Perjuangan Islam dengan Dakwah

(Fakta Empirik Dakwah Para Wali)

Suatu gerakan politik merupakan kelompok atau golongan yang ingin mengadakan perubahan-perubahan pada lembaga-lembaga politik atau ingin menciptakan suatu tata masyarakat yang baru sama sekali, dengan memakai cara-cara politik.

Satu daripada ciri-ciri Islam ialah bersifat “merubah.” La menolak cara menempel atau memperbaiki. Ia tidak rela dengan penyelesaian separuh-separuh atau sesuku-sesuku, atau ia tidak ingin mengharuskan hidup bersama jahiliah.
Dakwah berdaya politik bisa dipahami secara sederhana sebagai sebuah gerakan perubahan masyarakat dari keadaan syirik dan jahiliyah menjadi masyarakat Tauhid dan Islam.

Manhaj Rasulullah saw. dalam menghadapi jahiliah adalah bersifat ‘taghyir’ (merubah). Tatkala orang-orang Quraisy menemuinya untuk berkompromi supaya Rasulullah menyembah tuhan mereka selama sebulan dan sebagai balasan mereka akan menyembah tuhan Muhammad pula selama sebulan yang lain, Al-Quran secara tegas menurunkan ayat:

Katakanlah: “Hai orang-orang kafir.

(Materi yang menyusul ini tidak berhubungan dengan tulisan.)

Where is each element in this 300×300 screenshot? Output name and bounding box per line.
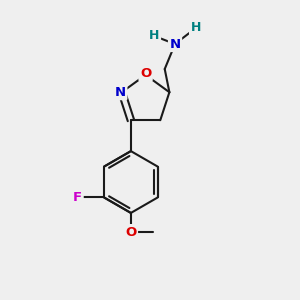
Text: N: N (115, 86, 126, 99)
Text: O: O (140, 67, 151, 80)
Text: N: N (169, 38, 181, 50)
Text: F: F (73, 191, 82, 204)
Text: H: H (149, 29, 160, 42)
Text: O: O (125, 226, 136, 238)
Text: H: H (190, 21, 201, 34)
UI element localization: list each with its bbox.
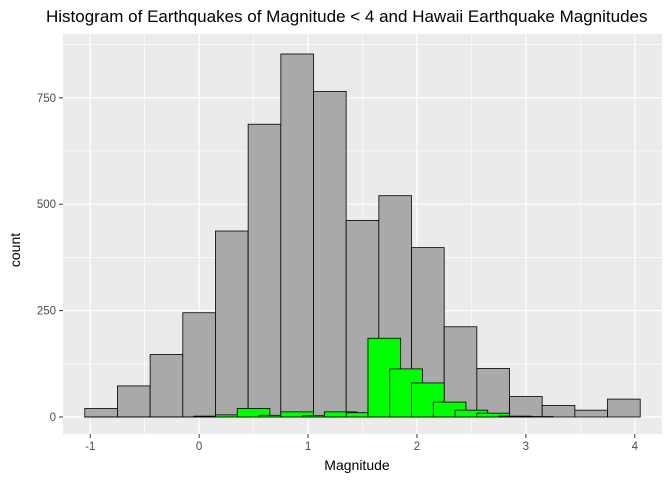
bar-all: [509, 396, 543, 418]
bar-all: [117, 385, 151, 418]
chart-title: Histogram of Earthquakes of Magnitude < …: [46, 7, 648, 26]
y-tick-label: 750: [37, 93, 56, 105]
x-tick-label: 0: [196, 441, 202, 453]
bar-all: [607, 398, 641, 418]
bar-all: [182, 312, 216, 418]
bar-all: [541, 405, 576, 418]
x-axis-label: Magnitude: [324, 457, 390, 473]
bar-hawaii: [476, 412, 510, 418]
series-hawaii-bars: [84, 337, 554, 418]
bar-all: [247, 123, 282, 418]
x-tick-label: -1: [85, 441, 95, 453]
bar-all: [84, 408, 118, 418]
bar-all: [215, 230, 249, 418]
bar-all: [476, 368, 510, 418]
bar-all: [280, 53, 314, 418]
y-axis-label: count: [7, 233, 23, 267]
bar-all: [313, 91, 347, 418]
x-tick-label: 4: [632, 441, 639, 453]
x-tick-label: 3: [523, 441, 529, 453]
y-tick-label: 0: [50, 412, 56, 424]
x-tick-label: 1: [305, 441, 311, 453]
x-tick-label: 2: [414, 441, 420, 453]
bar-all: [574, 409, 608, 418]
y-tick-label: 500: [37, 199, 56, 211]
y-tick-label: 250: [37, 306, 56, 318]
bar-hawaii: [236, 408, 271, 418]
bar-hawaii: [280, 411, 314, 418]
axis-ticks: -1 0 1 2 3 4 0 250 500 750: [37, 93, 639, 453]
bar-all: [149, 354, 184, 418]
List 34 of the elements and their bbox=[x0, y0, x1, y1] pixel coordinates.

Aku tidak akan menyembah apa yang kamu sembah. Dan kamu bukan penyembah Tuhan yang Aku sembah. Dan Aku tidak pernah menjadi penyembah apa yang kamu sembah. Dan kamu tidak pernah (pula) menjadi penyembah Tuhan yang Aku sembah. Untukmu agamamu, dan untukkulah, agamaku.” (Qs. Al-Kafirun; 109 : 1-6)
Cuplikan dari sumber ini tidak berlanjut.